The petition was filed early in the year 1893, and alleges as grounds for divorce a willful, continued and obstinate desertion by the husband for two years.
To cover that statutory period the petitioner seeks to include a portion of the time prior to July, 1892, and hence the question is presented, whether the withdrawal of a wife from sexual intercourse with her husband, assuming that there was no just cause for the withdrawal, alone constitutes desertion within the meaning of the statute.
A single word as to a suggestion of acquiescence on the part of the petitioner. It does not appear that he, with determined earnestness, ever sought the restoration of his marital rights. He appears rather to have submitted to the position in which his wife's determination placed him, acting as one who, for cause, acquiesces in the justness of a decision against him, basing whatever feeble effort he may have made in that direction upon consideration for their children.

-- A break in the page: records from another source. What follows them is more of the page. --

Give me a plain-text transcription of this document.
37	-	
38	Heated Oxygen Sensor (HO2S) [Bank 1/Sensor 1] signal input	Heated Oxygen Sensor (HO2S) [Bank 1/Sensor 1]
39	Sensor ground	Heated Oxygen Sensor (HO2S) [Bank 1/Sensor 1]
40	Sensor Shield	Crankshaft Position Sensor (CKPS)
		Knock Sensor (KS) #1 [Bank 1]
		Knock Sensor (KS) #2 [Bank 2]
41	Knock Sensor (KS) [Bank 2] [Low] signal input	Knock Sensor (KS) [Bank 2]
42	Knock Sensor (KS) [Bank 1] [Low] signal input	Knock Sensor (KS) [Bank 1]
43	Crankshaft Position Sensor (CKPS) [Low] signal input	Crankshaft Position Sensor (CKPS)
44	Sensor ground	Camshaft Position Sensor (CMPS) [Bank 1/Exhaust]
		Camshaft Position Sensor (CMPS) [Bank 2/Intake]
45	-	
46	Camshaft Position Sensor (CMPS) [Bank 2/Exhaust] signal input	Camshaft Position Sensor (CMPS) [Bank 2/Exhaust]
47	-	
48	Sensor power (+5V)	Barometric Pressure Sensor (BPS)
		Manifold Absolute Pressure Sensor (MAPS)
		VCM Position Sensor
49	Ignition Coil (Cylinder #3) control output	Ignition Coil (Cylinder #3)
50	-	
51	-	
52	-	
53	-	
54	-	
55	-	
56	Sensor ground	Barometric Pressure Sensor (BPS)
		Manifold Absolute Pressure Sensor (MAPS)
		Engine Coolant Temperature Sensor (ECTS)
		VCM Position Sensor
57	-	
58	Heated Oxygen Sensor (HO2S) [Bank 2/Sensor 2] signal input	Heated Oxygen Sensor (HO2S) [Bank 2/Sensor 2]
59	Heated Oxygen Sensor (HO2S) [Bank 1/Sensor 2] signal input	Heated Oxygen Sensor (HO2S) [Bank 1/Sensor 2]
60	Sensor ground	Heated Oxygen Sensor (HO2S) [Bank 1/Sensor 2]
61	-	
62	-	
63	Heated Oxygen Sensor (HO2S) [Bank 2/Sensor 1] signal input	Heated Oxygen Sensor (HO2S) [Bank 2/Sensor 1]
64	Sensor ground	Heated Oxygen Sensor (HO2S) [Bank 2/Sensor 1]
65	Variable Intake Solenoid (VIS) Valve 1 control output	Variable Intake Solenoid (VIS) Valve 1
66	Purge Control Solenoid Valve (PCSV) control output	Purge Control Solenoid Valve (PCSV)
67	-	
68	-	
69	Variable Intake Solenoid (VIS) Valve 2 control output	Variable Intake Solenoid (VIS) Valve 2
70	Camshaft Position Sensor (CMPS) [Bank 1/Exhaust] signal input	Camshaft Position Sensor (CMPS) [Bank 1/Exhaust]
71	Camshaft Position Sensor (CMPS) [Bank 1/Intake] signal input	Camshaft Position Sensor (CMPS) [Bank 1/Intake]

Upon her part, on the contrary, the attitude appears to be one of distress, and yet filled with consciousness of power which the right gives, enabling her to fearlessly demand her support from him.
I think, however, that this appearance of acquiescence of the husband rests too largely upon inference and conjecture to be made the basis of a decision. I prefer to assume that there was no acquiescence and to meet the question first stated.
I have read with interest the elaborate argument of Mr. Bishop, in his work on Marriage, Divorce and Separation (vol. II. § 1676 et seq.), in favor of an affirmative answer to this question as the " better opinion," but I am unwilling to accept it as the true construction of our statute. The word " desertion," I think, is used in the sense of " abandon," to the extent that the deserted party must be deprived of all real companionship and every substantial duty which the other owes to him or her.
It would, I think, degrade the marriage relation to hold that it is abandoned when sexual intercourse only ceases. The lawfulness of that intercourse is perhaps a prominent and distinguishing feature of married life, but it is not the sum and all of it. The higher sentiment and duty of unity of life, interest, sympathy and companionship have an important place in it, and the thousand ministrations to the physical comforts of the twain by each in his or her sphere, inconsideration of the marriage obligation and without ceaseless thought of pecuniary recompense, fill it up. These latter factors may possibly, to some extent, exist in other relations of life, but not in completeness. They are all necessary to the perfect marriage relation.
My opinion is, that our statute means that divorce may be had when substantially all of these duties and amenities shall have been abandoned by the guilty party willfully, continuedly and obstinately for two years, and not until then. In other words, the desertion must be complete, not partial; and when the party accused remains in discharge of any duties which rise in value
above mere pretence and form, the desertion which the statute contemplates does not exist. This I understand to be the meaning accorded to the word “desertion “ in the statute of Massachusetts. Southwick v. Southwick, 97 Mass. 327; Magrath v. Magrath, 103 Mass. 577; Cowles v. Cowles, 112 Mass. 298.
In the present case, I find that within two years prior to the filing of the petition the defendant did remain with her husband in the discharge of at least a substantial portion of her duty to him.
I will sustain the master in his conclusion and dismiss the petition.